Fermenti #26 – La profezia sulla Chiesa di Joseph Ratzinger

Pubblicato giorno 30 gennaio 2019 - In home page

fermenti

La famosa profezia sulla Chiesa di Joseph Ratzinger:

“La Chiesa apparirà come la casa dell’uomo”

Navigando su Internet abbiamo trovato una “profezia” dell’allora cardinale Ratzinger. La profezia concluse un ciclo di lezione radiofoniche che l’allora professore di teologia svolse nel 1969, in un momento decisivo della sua vita e della vita della Chiesa.
Sono gli anni turbolenti della contestazione studentesca, dello sbarco sulla luna, ma anche delle dispute sul Concilio Vaticano II appena concluso.
Ratzinger, ino dei protagonisti del Concilio, aveva lasciato la turbolenta università di Tubinga e si era “rifugiato” nella più serena Ratisbona.

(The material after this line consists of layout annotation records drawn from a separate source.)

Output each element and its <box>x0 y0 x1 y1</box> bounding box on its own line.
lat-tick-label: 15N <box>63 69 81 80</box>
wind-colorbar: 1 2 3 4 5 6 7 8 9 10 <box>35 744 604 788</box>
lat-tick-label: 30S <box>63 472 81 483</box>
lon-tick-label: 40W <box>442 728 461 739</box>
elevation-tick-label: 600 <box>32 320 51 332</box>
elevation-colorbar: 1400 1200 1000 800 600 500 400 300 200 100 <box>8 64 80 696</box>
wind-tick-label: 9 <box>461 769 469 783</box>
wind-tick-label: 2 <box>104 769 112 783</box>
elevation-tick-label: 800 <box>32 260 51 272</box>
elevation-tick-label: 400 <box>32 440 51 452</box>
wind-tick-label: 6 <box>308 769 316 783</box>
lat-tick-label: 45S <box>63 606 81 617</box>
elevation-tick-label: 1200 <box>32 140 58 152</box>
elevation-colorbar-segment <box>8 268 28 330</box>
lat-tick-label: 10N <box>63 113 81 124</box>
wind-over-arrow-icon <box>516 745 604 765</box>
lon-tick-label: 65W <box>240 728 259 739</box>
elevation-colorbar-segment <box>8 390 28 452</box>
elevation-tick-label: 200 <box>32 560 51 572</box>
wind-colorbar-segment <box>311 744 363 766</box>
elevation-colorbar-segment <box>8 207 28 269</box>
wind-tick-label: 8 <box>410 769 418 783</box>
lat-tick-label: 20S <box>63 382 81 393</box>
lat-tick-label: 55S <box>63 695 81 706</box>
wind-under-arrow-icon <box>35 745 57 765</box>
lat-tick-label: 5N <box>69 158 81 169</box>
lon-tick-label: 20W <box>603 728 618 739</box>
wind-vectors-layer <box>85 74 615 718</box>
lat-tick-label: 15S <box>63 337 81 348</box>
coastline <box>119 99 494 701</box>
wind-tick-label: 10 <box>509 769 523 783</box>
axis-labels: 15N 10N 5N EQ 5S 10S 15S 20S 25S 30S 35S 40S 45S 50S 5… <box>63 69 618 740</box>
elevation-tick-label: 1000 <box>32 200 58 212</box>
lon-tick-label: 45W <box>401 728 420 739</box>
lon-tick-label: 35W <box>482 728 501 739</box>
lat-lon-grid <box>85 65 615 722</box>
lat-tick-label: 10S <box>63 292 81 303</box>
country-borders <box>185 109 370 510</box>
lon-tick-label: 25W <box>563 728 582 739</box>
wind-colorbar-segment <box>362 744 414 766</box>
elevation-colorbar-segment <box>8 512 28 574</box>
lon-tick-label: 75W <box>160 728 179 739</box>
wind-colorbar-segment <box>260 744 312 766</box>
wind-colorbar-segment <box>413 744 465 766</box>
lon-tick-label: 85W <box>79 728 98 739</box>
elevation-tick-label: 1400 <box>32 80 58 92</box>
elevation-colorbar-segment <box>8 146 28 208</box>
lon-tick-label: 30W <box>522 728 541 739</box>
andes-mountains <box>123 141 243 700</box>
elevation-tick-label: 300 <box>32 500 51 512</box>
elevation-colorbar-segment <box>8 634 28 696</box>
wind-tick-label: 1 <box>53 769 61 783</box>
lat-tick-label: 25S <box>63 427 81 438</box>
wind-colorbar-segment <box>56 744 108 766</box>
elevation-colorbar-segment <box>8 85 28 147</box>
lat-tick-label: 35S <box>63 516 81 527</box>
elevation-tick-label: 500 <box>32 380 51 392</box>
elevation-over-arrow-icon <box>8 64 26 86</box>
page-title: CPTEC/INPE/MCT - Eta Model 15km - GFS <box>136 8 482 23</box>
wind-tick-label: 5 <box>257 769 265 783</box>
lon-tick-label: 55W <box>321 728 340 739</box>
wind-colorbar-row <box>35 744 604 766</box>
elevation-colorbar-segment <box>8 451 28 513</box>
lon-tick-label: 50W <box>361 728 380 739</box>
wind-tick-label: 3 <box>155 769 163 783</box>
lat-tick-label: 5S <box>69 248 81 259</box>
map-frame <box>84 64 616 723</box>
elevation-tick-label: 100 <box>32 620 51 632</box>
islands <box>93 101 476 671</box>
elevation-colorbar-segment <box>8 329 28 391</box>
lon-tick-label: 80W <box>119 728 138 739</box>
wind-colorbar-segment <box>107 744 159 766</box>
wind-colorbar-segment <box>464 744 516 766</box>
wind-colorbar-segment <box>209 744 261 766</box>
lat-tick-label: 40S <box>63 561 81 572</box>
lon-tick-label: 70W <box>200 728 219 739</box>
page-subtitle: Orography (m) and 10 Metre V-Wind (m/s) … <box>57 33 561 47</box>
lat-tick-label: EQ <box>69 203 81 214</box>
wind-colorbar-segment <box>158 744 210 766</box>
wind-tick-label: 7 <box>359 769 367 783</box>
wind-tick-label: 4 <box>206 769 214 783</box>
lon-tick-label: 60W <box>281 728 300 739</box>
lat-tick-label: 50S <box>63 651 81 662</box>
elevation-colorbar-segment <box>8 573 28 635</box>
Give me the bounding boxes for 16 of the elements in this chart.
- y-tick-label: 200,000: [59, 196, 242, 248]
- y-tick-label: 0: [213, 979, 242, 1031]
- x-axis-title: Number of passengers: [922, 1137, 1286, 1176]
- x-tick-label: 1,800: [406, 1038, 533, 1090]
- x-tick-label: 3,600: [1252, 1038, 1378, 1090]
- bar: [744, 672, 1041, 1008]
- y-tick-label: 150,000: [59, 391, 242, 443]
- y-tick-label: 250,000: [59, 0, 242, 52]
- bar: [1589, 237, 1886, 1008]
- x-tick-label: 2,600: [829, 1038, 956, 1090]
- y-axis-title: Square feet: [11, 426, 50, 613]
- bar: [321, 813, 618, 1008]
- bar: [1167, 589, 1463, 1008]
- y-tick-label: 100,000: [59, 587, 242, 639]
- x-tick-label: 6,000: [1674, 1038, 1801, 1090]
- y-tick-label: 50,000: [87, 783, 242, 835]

Veramente stupenda questa profezia sulla Chiesa di Joseph Ratzinger. Non nega che la Chiesa attraverserà tempi difficili, ma dona la certezza che, da queste prove, nascerà una Chiesa ancora più forte e fedele a Dio.

Così parlò Joseph Ratzinger nel 1969

«Dalla crisi odierna emergerà una Chiesa che avrà perso molto. Diventerà piccola e dovrà ripartire più o meno dagli inizi.
Non sarà più in grado di abitare molti degli edifici che aveva costruito nella prosperità. Poiché il numero dei suoi fedeli diminuirà, perderà anche gran parte dei privilegi sociali… »

La Chiesa troverà di nuovo la fede nel Dio Uno e Trino

«Ma nonostante tutti questi cambiamenti che si possono presumere, la Chiesa troverà di nuovo e con tutta l’energia ciò che le è essenziale, ciò che è sempre stato il suo centro: la
fede nel Dio Uno e Trino, in Gesù Cristo, il Figlio di Dio fattosi uomo, nell’assistenza dello Spirito, che durerà fino alla fine.

Ripartirà da piccoli gruppi, da movimenti e da una minoranza che rimetterà la fede e la preghiera al centro dell’esperienza e sperimenterà di nuovo i sacramenti come servizio divino e non come un problema di struttura liturgica».

Uscirà dalla Chiesa una grande forza

«Sarà una Chiesa più spirituale, che non si arrogherà un mandato politico flirtando ora con la sinistra e ora con la destra. Essa farà questo con fatica. Il processo infatti della Cristallizzazione e della chiarificazione la renderà povera, la farà diventare una Chiesa dei piccoli, il processo sarà lungo e faticoso…

Ma dopo la prova di queste divisioni uscirà da una Chiesa interiorizzata e semplificata una grande forza».

Si stanno preparando per la Chiesa tempi molto difficili

«Gli uomini che vivranno in un mondo totalmente programmato vivranno una solitudine indicibile.

Se avranno perduto completamente il senso di Dio, sentiranno tutto l’orrore della loro povertà. Ed essi scopriranno allora la piccola comunità dei credenti come qualcosa di totalmente nuovo: lo scopriranno come una speranza per se stessi, la risposta che avevano sempre cercato in segreto…

A me sembra certo che si stanno preparando per la Chiesa tempi molto difficili. La sua vera crisi è appena incominciata. Si deve fare i conti con grandi sommovimenti».

La Chiesa conoscerà una nuova fioritura

«Ma io sono anche certissimo di ciò che rimarrà alla fine: non la Chiesa del culto politico… ma la Chiesa della fede. Certo essa non sarà più la forza sociale dominante nella misura in cui lo era fino a poco tempo fa. Ma la Chiesa conoscerà una nuova fioritura e apparirà come la casa dell’uomo, dove trovare vita e speranza oltre la morte».